Combien de fois pense t-on à l’holocauste en voyant les images de The road to Guantanamo. Un camion emporte les captifs en prison, les corps sont entassés dans la chaleur et l’obscurité, voyage interminable au terme duquel peu survivront… Nous revoilà 60 ans en arrière avec les trains d’Auschwitz.
Autre point de rupture celui qui délimite la fragile frontière entre la réalité de nos existences et le cinéma. Où se termine le cinéma ? Où commence la vraie vie ? The road to Guantanamo est à la recherche de ce moment renversant et spirituel où tous les effets du cinéma et de la réalisation ne peuvent plus rien pour laisser place à la pure vérité, aussi tragique soit-elle. Celle de la barbarie qui existe dans le cœur de l’homme et qui touche au plus profond de notre cœur. La réalité n’en ressort que d’avantage et fait froid dans le dos. Le film montre combien le septième art peut être un matériau de création au service de l’humanité. Cinéma du réel comme témoin de l’existence, au service de l’Histoire.

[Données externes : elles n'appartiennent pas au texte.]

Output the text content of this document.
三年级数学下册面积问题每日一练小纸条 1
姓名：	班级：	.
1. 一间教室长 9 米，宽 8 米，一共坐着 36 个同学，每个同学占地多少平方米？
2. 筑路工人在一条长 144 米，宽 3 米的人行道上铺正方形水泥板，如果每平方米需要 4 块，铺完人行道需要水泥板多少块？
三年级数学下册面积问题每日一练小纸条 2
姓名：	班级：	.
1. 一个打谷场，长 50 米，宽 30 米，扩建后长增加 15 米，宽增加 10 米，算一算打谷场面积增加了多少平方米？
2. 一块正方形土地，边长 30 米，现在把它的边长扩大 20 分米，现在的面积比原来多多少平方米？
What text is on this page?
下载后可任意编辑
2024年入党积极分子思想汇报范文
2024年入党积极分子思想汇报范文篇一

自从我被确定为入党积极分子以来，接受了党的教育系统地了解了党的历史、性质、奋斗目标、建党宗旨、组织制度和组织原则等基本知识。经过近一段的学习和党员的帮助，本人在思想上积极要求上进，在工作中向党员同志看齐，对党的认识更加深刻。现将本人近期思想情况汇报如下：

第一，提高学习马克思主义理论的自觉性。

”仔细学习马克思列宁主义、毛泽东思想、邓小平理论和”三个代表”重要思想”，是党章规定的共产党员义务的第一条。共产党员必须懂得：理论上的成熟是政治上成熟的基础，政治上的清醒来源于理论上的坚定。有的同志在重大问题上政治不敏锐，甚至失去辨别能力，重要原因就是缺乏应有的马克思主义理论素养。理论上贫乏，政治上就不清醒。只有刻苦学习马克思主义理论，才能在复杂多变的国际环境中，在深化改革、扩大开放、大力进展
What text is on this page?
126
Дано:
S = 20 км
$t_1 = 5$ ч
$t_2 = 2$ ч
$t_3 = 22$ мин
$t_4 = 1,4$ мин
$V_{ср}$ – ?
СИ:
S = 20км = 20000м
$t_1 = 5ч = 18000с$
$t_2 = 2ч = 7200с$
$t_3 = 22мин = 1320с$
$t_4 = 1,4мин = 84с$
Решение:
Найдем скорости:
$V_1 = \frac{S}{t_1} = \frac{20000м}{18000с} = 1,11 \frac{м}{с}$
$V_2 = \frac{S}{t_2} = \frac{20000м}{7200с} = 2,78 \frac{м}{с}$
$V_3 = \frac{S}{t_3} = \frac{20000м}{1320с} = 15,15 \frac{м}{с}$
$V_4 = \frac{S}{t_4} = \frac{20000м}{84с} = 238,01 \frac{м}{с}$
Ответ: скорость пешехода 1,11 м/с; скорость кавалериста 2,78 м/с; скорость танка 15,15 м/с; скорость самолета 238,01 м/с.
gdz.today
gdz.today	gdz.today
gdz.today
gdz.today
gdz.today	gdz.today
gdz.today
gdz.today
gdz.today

Cinéma, point de la rupture et du renversement enfin parce que cette histoire est extra-ordinaire, en dehors de l’ordinaire de l’existence. De ces moments tellement forts que l’on se demande si l’on est pas en train de rêver alors que c’est bien réel. The road to Guantanamo pose directement la question du sens. Pour ces 4 garçons, il y a un avant et un après leur passage de deux ans à Guantanamo. Cet épisode a changé leur vie et a transformé leur manière de voir les choses. Point de rupture où le hasard a tout fait basculer. La virée à l’aventure vers l’Afghanistan s’est transformée en cauchemar. Il arrive que dans nos existences, un événement violent, inattendu et bouleversant, dramatique ou heureux, vienne tout chambouler et fasse surgir la question du sens de l’existence. Pourquoi moi ? Pourquoi est-ce arrivé ? Début d’un parcours spirituel où l’homme se découvre dépassé, relié à l’universel. The road to Guantanamo, au-delà de son contexte historique, détient le grand mérite de faire place à cette question. Il traite de ce moment de retournement où l’homme se découvre fragile, au-dessus d’un dessein qu’il ne maîtrise pas, confronté à l’expérience du mal.
A cette question le film apportera une timide réponse finale. Les noces auront bien lieu, les 3 jeunes reviendront chez eux, la vie reprendra ses droits. Tout cela après l’épreuve du feu, après un passage coûteux par les bas-fonds de notre humanité. Mais à quel prix … ?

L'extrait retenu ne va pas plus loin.